Come un kolossal in 3d fa presto a regredire a una dimensione. Film piattissimo: fra tre mesi nessuno lo ricorderà più
Avatar va visto per cultura personale. Bene o male resta un evento. È il primo film in 3D a rappresentare non l’eccezione ma la regola. Nel senso che mette tutti gli altri film “ordinari” in fila, laddove fino all’altroieri il 3D restava un filone parallelo, esclusivamente “giovane”. Detto questo, scuotiamo la testa: il magnificato 3d è assolutamente normale, uguale uguale a quelli visti finora. Fatto difficilmente smentibile. E uno. Secondo appunto: la macroscopica scarsità di una storia degna di questo nome. Cioè: un racconto c’è, ma talmente stereotipato da imbarazzare, fa quasi sorridere. Sorridiamo per non piangere. Alieni invasori cattivi da una parte della barricata e selvaggi ossia popolo buono dall’altra; alieni attaccano in massa con astronavi hi-tech e gli indigeni fosforescenti vincono la guerra che manco i vietcong: aiutandosi con frecce avvelenate e un paio di cornacchie alate.
Scontato ed estremamente paternalistico, poi, è l’escamotage narrativo per cui l’umano-alieno sposa, magnanimo, la causa dei “selvaggi” e li salva (perché solo un “civilizzato” può farlo? i “selvaggi” non sanno darsi coraggio da soli?). Un incrocio mal riuscito tra Pocahontas e Un uomo chiamato cavallo. Cameron ha puntato sul sicuro, la realtà tutta bianca o tutta nera – ed ha avuto ragione al box office.
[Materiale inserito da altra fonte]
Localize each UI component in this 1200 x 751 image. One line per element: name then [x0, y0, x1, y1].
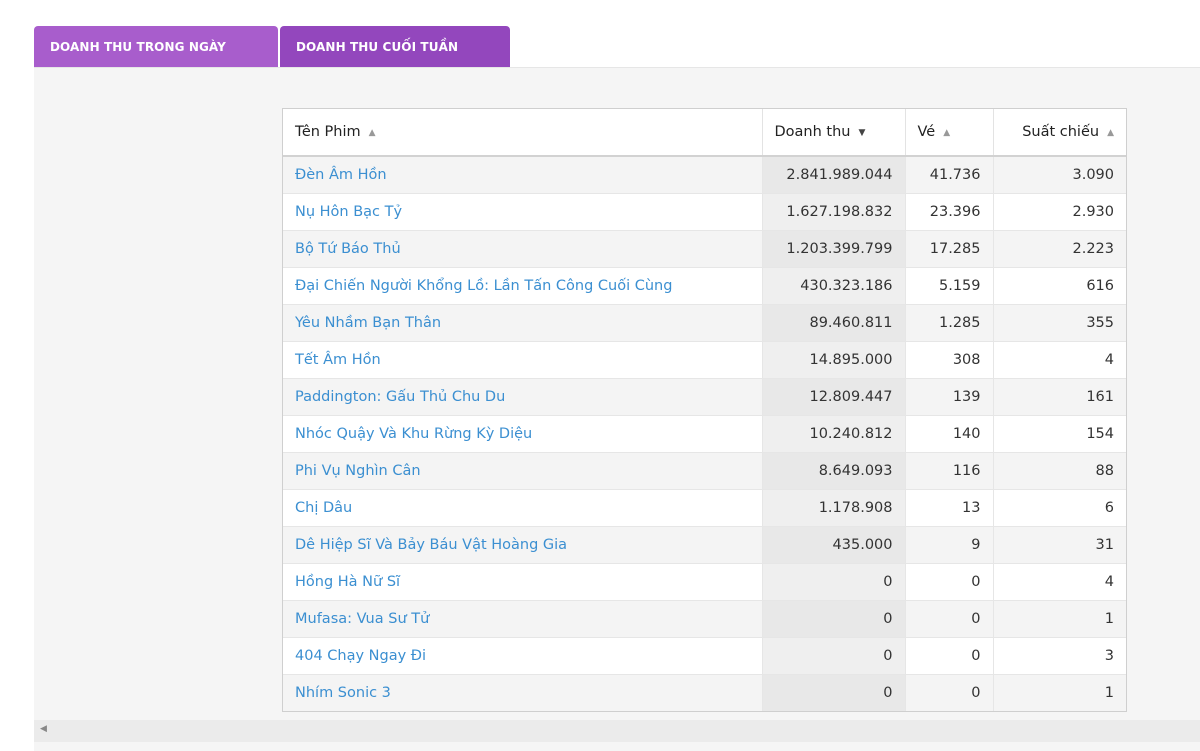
tickets-cell: 0	[905, 674, 994, 711]
revenue-cell: 14.895.000	[762, 341, 906, 379]
column-header-showtimes[interactable]: Suất chiếu ▲	[993, 109, 1126, 157]
movie-title-link[interactable]: Mufasa: Vua Sư Tử	[283, 600, 763, 638]
showtimes-cell: 1	[993, 600, 1126, 638]
revenue-cell: 0	[762, 637, 906, 675]
movie-title-link[interactable]: Nhóc Quậy Và Khu Rừng Kỳ Diệu	[283, 415, 763, 453]
revenue-cell: 1.178.908	[762, 489, 906, 527]
tickets-cell: 116	[905, 452, 994, 490]
scroll-left-icon[interactable]: ◀	[40, 724, 47, 734]
tickets-cell: 1.285	[905, 304, 994, 342]
table-row: Hồng Hà Nữ Sĩ 0 0 4	[283, 563, 1126, 601]
tickets-cell: 23.396	[905, 193, 994, 231]
column-header-label: Suất chiếu	[1022, 124, 1100, 140]
movie-title-link[interactable]: Đèn Âm Hồn	[283, 156, 763, 194]
tickets-cell: 0	[905, 637, 994, 675]
revenue-cell: 430.323.186	[762, 267, 906, 305]
revenue-cell: 1.203.399.799	[762, 230, 906, 268]
showtimes-cell: 616	[993, 267, 1126, 305]
table-row: Nụ Hôn Bạc Tỷ 1.627.198.832 23.396 2.930	[283, 193, 1126, 231]
movie-title-link[interactable]: Yêu Nhầm Bạn Thân	[283, 304, 763, 342]
movie-title-link[interactable]: Hồng Hà Nữ Sĩ	[283, 563, 763, 601]
column-header-label: Doanh thu	[774, 124, 851, 140]
tickets-cell: 0	[905, 563, 994, 601]
sort-desc-icon: ▼	[858, 128, 866, 138]
table-row: Chị Dâu 1.178.908 13 6	[283, 489, 1126, 527]
revenue-cell: 10.240.812	[762, 415, 906, 453]
revenue-cell: 2.841.989.044	[762, 156, 906, 194]
tickets-cell: 41.736	[905, 156, 994, 194]
movie-title-link[interactable]: 404 Chạy Ngay Đi	[283, 637, 763, 675]
tickets-cell: 308	[905, 341, 994, 379]
revenue-cell: 0	[762, 563, 906, 601]
movie-title-link[interactable]: Đại Chiến Người Khổng Lồ: Lần Tấn Công C…	[283, 267, 763, 305]
revenue-cell: 1.627.198.832	[762, 193, 906, 231]
showtimes-cell: 355	[993, 304, 1126, 342]
movie-title-link[interactable]: Paddington: Gấu Thủ Chu Du	[283, 378, 763, 416]
revenue-cell: 8.649.093	[762, 452, 906, 490]
column-header-label: Vé	[917, 124, 936, 140]
revenue-cell: 0	[762, 600, 906, 638]
showtimes-cell: 1	[993, 674, 1126, 711]
column-header-title[interactable]: Tên Phim ▲	[283, 109, 763, 157]
showtimes-cell: 154	[993, 415, 1126, 453]
table-row: Yêu Nhầm Bạn Thân 89.460.811 1.285 355	[283, 304, 1126, 342]
showtimes-cell: 2.930	[993, 193, 1126, 231]
showtimes-cell: 6	[993, 489, 1126, 527]
revenue-cell: 0	[762, 674, 906, 711]
showtimes-cell: 4	[993, 563, 1126, 601]
tickets-cell: 9	[905, 526, 994, 564]
revenue-table-container: Tên Phim ▲ Doanh thu ▼ Vé ▲ Suất chiếu ▲ Đèn…	[282, 108, 1127, 712]
sort-asc-icon: ▲	[943, 128, 951, 138]
tickets-cell: 17.285	[905, 230, 994, 268]
table-row: Phi Vụ Nghìn Cân 8.649.093 116 88	[283, 452, 1126, 490]
sort-asc-icon: ▲	[1107, 128, 1114, 138]
column-header-label: Tên Phim	[295, 124, 361, 140]
showtimes-cell: 88	[993, 452, 1126, 490]
table-row: Đại Chiến Người Khổng Lồ: Lần Tấn Công C…	[283, 267, 1126, 305]
table-row: Tết Âm Hồn 14.895.000 308 4	[283, 341, 1126, 379]
showtimes-cell: 31	[993, 526, 1126, 564]
table-row: Đèn Âm Hồn 2.841.989.044 41.736 3.090	[283, 156, 1126, 194]
showtimes-cell: 2.223	[993, 230, 1126, 268]
movie-title-link[interactable]: Dê Hiệp Sĩ Và Bảy Báu Vật Hoàng Gia	[283, 526, 763, 564]
tickets-cell: 13	[905, 489, 994, 527]
movie-title-link[interactable]: Phi Vụ Nghìn Cân	[283, 452, 763, 490]
tickets-cell: 139	[905, 378, 994, 416]
revenue-table: Tên Phim ▲ Doanh thu ▼ Vé ▲ Suất chiếu ▲ Đèn…	[283, 109, 1126, 711]
table-row: Bộ Tứ Báo Thủ 1.203.399.799 17.285 2.223	[283, 230, 1126, 268]
tab-content-panel: Tên Phim ▲ Doanh thu ▼ Vé ▲ Suất chiếu ▲ Đèn…	[34, 67, 1200, 751]
revenue-cell: 435.000	[762, 526, 906, 564]
column-header-tickets[interactable]: Vé ▲	[905, 109, 994, 157]
movie-title-link[interactable]: Chị Dâu	[283, 489, 763, 527]
showtimes-cell: 161	[993, 378, 1126, 416]
tab-daily-revenue[interactable]: DOANH THU TRONG NGÀY	[34, 26, 278, 68]
showtimes-cell: 3.090	[993, 156, 1126, 194]
table-row: Paddington: Gấu Thủ Chu Du 12.809.447 139 1…	[283, 378, 1126, 416]
movie-title-link[interactable]: Tết Âm Hồn	[283, 341, 763, 379]
revenue-cell: 89.460.811	[762, 304, 906, 342]
showtimes-cell: 3	[993, 637, 1126, 675]
movie-title-link[interactable]: Nụ Hôn Bạc Tỷ	[283, 193, 763, 231]
table-row: Dê Hiệp Sĩ Và Bảy Báu Vật Hoàng Gia 435.0…	[283, 526, 1126, 564]
tickets-cell: 0	[905, 600, 994, 638]
tab-weekend-revenue[interactable]: DOANH THU CUỐI TUẦN	[280, 26, 510, 68]
horizontal-scrollbar[interactable]: ◀	[34, 720, 1200, 742]
revenue-cell: 12.809.447	[762, 378, 906, 416]
movie-title-link[interactable]: Bộ Tứ Báo Thủ	[283, 230, 763, 268]
table-row: Mufasa: Vua Sư Tử 0 0 1	[283, 600, 1126, 638]
showtimes-cell: 4	[993, 341, 1126, 379]
table-header-row: Tên Phim ▲ Doanh thu ▼ Vé ▲ Suất chiếu ▲	[283, 109, 1126, 157]
tickets-cell: 5.159	[905, 267, 994, 305]
tab-bar: DOANH THU TRONG NGÀY DOANH THU CUỐI TUẦN	[34, 26, 510, 68]
table-row: 404 Chạy Ngay Đi 0 0 3	[283, 637, 1126, 675]
sort-asc-icon: ▲	[368, 128, 376, 138]
column-header-revenue[interactable]: Doanh thu ▼	[762, 109, 906, 157]
table-body: Đèn Âm Hồn 2.841.989.044 41.736 3.090 Nụ Hôn…	[283, 156, 1126, 711]
movie-title-link[interactable]: Nhím Sonic 3	[283, 674, 763, 711]
tickets-cell: 140	[905, 415, 994, 453]
table-row: Nhóc Quậy Và Khu Rừng Kỳ Diệu 10.240.812 1…	[283, 415, 1126, 453]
Ma quando non scontenti nessuno qualcosa non va, almeno se hai velleità da empireo cinematografico. Il 3d in Avatar fa presto a regredire a una dimensione. Una sola, proprio come appaiono i personaggi, tutti, davvero tutti piattissimi: nessuno con caratteri particolari. Tra qualche mese non ci verrà più in mente Avatar, a parte, si capisce, qualche festa a tema in un villaggio vacanze. I neji color bluette, il sergente di ferro palestrato che ne ricorda minimo altri duemila: verranno tutti lavati via dalla memoria, scommettiamo? (Tranne forse il pianeta Pandora, di fulminante bellezza, questo sì). Cosa ben diversa da kolossal come Il Signore degli anelli di cui si ha traccia perché Frodo e compagni avevano identità e spessore. Caspita: lì parlavano attraverso Tolkien, mentre qui a scrivere c’è Cameron, non proprio Tolstoj. “Lavoro da dieci anni a questo film, che esce nel 2009 perché allora non c’erano le tecnologie adatte”, ha proclamato a ripetizione il regista pluri-iridato. Ma in proporzione “Tron”, dell’82, è anni luce più avanti per l’epoca. Per non parlare di Star Wars.
Un ritornello, quello della straordinarietà tecnica del film, ripetuto fino alla noia, come un mantra: forse gliel’ha suggerito la casa di produzione per pubblicizzare meglio la sua creatura. Il mantra furbacchione è andato a segno: Avatar è campionissimo d’incassi. Ma questo, vivaddio, non basta per entrare nella storia del cinema. Li ricordate i precedenti campioni del botteghino (e si ragionava con un potere d’acquisto del dollaro ben diverso)? Quelli sì, hanno lasciato un segno. “Titanic”, 1999, tra l’altro dello stesso Cameron, trainato da Celin Dion 29 settimane in classifica: Jack e Rose che prendono il vento a prua a braccia spiegate resistono impressi a fuoco nell’immaginario collettivo. E negli anni ‘80, un certo “ET” fece singhiozzare grandi e bambini. Il buon protagonista di Avatar (come si chiama? boh) invece ce lo troveremo a Meteore, su Italia 1.